Agresif eylemler şu şekilde hareket eder:

    k.-l'ye ulaşmanın yolu. anlamlı hedef;

    psikolojik rahatlamanın bir yolu;

    kendini gerçekleştirme ve kendini onaylama ihtiyacını karşılamanın bir yolu.

Saldırganlık, kişinin hedeflerine ulaşmak için şiddet içeren araçları kullanma isteği ve tercihinden oluşan bir kişilik özelliğidir. Saldırganlık, amacı belirli bir kişiye zarar vermek olan yıkıcı eylemlerde saldırganlığın tezahürüdür. Farklı bireylerdeki saldırganlığın şiddeti değişen derecelerde olabilir; neredeyse tam yokluk Maksimum gelişime. Muhtemelen uyumlu bir şekilde gelişmiş bir kişiliğin belirli bir dereceye kadar saldırganlığa sahip olması gerekir. Bireysel gelişim ve sosyal uygulama ihtiyaçları, insanlarda engelleri kaldırma ve hatta bazen bu sürece engel olan şeyin fiziksel olarak üstesinden gelme yeteneğini oluşturmalıdır. Tam bir saldırganlık eksikliği, esnekliğe ve yaşamda aktif bir pozisyon alamamaya yol açar. Aynı zamanda, vurgu türüne göre aşırı saldırganlık gelişimi, kişiliğin tüm görünümünü belirlemeye başlar, onu sosyal işbirliği yapamayan, çatışmacı bir kişiye dönüştürür ve aşırı ifadesiyle bir patolojidir (sosyal ve klinik) : Saldırganlık rasyonel-seçici yönelimini kaybeder ve kendisini haksız düşmanlık, kötülük, zulüm ve olumsuzlukla gösteren alışılmış bir davranış biçimi haline gelir.

Agresif belirtiler şunlar olabilir:

    Belirli bir hedefe ulaşmak için bir araç,

    Engellenen bir ihtiyacın yerini alan psikolojik rahatlamanın bir yolu,

    başlı başına bir son,

    kendini gerçekleştirme ve kendini onaylama ihtiyacını karşılamanın bir yolu.

Dolayısıyla insan saldırganlığı heterojendir, zayıftan aşırıya doğru değişir ve yöntemi ve amacı bakımından farklılık gösterir.
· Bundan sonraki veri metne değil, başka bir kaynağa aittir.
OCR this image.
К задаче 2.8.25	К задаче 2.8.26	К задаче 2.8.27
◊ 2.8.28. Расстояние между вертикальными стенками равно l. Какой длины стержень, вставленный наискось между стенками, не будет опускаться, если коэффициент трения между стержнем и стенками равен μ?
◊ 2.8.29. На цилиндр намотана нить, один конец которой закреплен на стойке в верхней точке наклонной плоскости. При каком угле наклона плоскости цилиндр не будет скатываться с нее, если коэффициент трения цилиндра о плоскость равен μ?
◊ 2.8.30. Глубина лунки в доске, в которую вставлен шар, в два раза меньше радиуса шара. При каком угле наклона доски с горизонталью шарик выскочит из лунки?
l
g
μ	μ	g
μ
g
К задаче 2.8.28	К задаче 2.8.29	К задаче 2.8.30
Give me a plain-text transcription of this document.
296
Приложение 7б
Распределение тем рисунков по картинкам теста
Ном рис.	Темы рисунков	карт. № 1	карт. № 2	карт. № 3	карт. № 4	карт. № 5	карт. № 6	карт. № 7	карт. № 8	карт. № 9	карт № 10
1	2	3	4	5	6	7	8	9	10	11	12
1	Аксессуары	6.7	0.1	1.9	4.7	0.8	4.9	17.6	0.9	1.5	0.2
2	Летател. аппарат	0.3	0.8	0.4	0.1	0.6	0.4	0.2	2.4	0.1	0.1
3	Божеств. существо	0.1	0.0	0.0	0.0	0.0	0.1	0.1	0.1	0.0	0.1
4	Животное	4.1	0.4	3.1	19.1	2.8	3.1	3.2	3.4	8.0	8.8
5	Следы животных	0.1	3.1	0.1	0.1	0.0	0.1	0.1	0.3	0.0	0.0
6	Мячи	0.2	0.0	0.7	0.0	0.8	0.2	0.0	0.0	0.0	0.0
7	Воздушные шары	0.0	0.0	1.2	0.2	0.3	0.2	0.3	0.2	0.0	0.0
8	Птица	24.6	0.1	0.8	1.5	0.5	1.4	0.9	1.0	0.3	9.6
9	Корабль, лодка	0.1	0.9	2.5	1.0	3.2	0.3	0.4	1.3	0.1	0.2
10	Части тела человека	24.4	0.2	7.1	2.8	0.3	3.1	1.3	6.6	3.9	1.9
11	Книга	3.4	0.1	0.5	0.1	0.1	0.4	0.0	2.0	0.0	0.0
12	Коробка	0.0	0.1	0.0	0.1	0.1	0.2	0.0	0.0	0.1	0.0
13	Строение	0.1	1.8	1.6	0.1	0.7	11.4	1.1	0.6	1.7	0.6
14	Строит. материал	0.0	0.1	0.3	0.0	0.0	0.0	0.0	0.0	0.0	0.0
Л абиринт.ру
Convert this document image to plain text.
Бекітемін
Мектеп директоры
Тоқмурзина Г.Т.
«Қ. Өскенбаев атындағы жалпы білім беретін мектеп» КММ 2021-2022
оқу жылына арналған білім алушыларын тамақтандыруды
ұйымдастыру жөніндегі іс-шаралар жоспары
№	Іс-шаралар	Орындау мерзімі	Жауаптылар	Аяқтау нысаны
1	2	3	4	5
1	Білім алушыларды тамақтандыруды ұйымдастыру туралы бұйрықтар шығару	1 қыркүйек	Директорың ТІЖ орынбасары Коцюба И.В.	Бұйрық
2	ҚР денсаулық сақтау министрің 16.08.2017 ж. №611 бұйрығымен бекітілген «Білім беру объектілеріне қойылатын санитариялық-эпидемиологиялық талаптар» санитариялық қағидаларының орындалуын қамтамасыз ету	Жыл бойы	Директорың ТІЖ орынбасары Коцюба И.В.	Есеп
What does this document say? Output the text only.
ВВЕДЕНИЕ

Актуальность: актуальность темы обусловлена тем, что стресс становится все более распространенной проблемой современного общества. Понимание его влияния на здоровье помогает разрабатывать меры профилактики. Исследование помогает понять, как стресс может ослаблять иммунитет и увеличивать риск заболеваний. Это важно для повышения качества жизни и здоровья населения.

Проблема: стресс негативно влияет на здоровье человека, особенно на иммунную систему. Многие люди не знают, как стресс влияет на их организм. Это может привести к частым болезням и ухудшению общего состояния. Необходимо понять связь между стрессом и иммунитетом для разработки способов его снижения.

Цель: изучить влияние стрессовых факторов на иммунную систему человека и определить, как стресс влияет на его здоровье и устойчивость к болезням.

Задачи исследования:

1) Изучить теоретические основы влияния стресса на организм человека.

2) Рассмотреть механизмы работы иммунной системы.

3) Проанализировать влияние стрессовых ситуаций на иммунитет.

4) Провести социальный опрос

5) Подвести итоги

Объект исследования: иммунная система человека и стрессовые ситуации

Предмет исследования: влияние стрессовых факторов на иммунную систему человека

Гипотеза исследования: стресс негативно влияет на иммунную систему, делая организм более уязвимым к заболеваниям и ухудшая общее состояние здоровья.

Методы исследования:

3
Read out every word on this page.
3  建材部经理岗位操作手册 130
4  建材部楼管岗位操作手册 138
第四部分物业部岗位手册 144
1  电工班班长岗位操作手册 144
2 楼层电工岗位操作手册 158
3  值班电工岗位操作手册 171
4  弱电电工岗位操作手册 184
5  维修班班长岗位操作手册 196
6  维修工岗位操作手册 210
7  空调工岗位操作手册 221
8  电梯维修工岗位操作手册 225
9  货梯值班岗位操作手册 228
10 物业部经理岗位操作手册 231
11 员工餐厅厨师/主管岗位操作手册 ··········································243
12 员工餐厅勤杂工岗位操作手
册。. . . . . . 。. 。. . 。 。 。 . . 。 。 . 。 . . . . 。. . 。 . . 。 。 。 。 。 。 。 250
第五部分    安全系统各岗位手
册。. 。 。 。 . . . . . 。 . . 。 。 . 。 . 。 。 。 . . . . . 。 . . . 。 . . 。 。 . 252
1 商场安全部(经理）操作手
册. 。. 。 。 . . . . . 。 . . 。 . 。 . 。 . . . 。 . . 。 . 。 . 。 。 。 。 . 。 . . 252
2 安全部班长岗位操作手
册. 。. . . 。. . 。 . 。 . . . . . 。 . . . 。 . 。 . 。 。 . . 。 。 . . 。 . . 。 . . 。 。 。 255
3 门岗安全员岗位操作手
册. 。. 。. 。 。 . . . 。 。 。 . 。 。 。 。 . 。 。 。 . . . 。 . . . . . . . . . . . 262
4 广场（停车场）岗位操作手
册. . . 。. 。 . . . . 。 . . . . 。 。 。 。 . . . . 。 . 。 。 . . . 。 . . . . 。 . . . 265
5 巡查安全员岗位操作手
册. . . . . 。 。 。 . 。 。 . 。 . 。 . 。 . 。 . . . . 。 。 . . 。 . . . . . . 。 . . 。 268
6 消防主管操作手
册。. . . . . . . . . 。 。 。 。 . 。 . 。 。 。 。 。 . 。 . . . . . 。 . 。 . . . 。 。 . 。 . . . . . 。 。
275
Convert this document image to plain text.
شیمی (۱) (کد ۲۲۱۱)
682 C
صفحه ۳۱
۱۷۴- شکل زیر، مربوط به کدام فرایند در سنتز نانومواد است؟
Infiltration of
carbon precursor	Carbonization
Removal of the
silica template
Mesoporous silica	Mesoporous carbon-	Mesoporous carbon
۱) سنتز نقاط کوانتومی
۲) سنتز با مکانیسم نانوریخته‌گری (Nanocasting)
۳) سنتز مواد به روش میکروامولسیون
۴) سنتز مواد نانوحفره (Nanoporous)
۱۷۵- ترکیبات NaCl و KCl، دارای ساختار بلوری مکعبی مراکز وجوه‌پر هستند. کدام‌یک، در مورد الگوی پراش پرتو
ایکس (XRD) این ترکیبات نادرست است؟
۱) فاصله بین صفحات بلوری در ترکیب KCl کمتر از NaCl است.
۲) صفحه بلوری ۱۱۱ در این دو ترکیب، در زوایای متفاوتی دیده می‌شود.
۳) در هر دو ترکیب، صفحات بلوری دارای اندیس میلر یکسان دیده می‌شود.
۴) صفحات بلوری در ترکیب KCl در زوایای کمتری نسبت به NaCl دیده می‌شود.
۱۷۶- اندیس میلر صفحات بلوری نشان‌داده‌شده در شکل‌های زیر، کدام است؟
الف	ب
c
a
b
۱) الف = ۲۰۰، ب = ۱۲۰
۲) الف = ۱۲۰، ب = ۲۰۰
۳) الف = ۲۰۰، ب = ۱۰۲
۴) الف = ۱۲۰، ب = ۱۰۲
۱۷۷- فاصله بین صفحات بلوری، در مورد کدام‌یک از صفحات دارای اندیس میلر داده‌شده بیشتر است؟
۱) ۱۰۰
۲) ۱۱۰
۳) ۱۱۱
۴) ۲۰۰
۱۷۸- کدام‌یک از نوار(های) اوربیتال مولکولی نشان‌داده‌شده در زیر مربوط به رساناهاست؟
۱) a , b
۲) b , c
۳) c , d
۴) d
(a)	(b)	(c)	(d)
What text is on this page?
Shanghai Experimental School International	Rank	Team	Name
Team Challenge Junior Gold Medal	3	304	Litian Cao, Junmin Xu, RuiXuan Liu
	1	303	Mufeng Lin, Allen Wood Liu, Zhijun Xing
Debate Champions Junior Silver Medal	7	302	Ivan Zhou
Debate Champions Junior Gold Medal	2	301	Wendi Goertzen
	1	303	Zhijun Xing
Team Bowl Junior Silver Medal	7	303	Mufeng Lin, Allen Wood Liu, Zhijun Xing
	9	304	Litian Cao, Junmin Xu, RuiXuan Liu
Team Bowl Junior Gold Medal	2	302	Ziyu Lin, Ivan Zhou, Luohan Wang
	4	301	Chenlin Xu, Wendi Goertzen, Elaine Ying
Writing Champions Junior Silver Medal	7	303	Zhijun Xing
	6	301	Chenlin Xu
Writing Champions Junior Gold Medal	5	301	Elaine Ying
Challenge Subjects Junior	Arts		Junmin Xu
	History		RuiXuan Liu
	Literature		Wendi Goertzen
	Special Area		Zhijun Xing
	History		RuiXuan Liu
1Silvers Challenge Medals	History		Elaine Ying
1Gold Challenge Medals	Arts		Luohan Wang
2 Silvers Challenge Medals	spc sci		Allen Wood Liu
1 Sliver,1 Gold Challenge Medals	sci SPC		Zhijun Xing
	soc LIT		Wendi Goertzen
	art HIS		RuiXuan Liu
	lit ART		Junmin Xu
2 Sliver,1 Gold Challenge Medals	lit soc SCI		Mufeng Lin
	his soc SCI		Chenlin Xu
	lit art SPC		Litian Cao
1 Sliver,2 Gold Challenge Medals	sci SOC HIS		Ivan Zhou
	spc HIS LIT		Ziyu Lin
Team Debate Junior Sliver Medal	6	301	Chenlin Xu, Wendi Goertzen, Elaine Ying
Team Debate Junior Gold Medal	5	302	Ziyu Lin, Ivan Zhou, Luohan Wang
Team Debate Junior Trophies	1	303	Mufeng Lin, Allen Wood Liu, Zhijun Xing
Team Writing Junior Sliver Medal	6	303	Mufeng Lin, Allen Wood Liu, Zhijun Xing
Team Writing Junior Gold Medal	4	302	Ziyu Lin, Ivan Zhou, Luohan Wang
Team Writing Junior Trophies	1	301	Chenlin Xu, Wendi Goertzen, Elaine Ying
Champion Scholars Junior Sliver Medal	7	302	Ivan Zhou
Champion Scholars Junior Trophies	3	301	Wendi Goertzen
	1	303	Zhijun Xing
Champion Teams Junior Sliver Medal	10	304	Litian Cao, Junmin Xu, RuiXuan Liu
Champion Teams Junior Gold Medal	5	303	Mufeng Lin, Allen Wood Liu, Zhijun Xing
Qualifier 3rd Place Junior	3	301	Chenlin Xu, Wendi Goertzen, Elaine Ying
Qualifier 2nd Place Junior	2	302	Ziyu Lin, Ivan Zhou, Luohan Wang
Çeşitli yöntemlerin saldırganlık parametrelerini farklı olarak ayırt etmek mümkündür:

    saldırganlığın yoğunluğu, zulmü;

    belirli bir kişiyi veya genel olarak tüm insanları hedef almak;

    Saldırgan kişilik eğilimlerinin durumsallığı veya istikrarı.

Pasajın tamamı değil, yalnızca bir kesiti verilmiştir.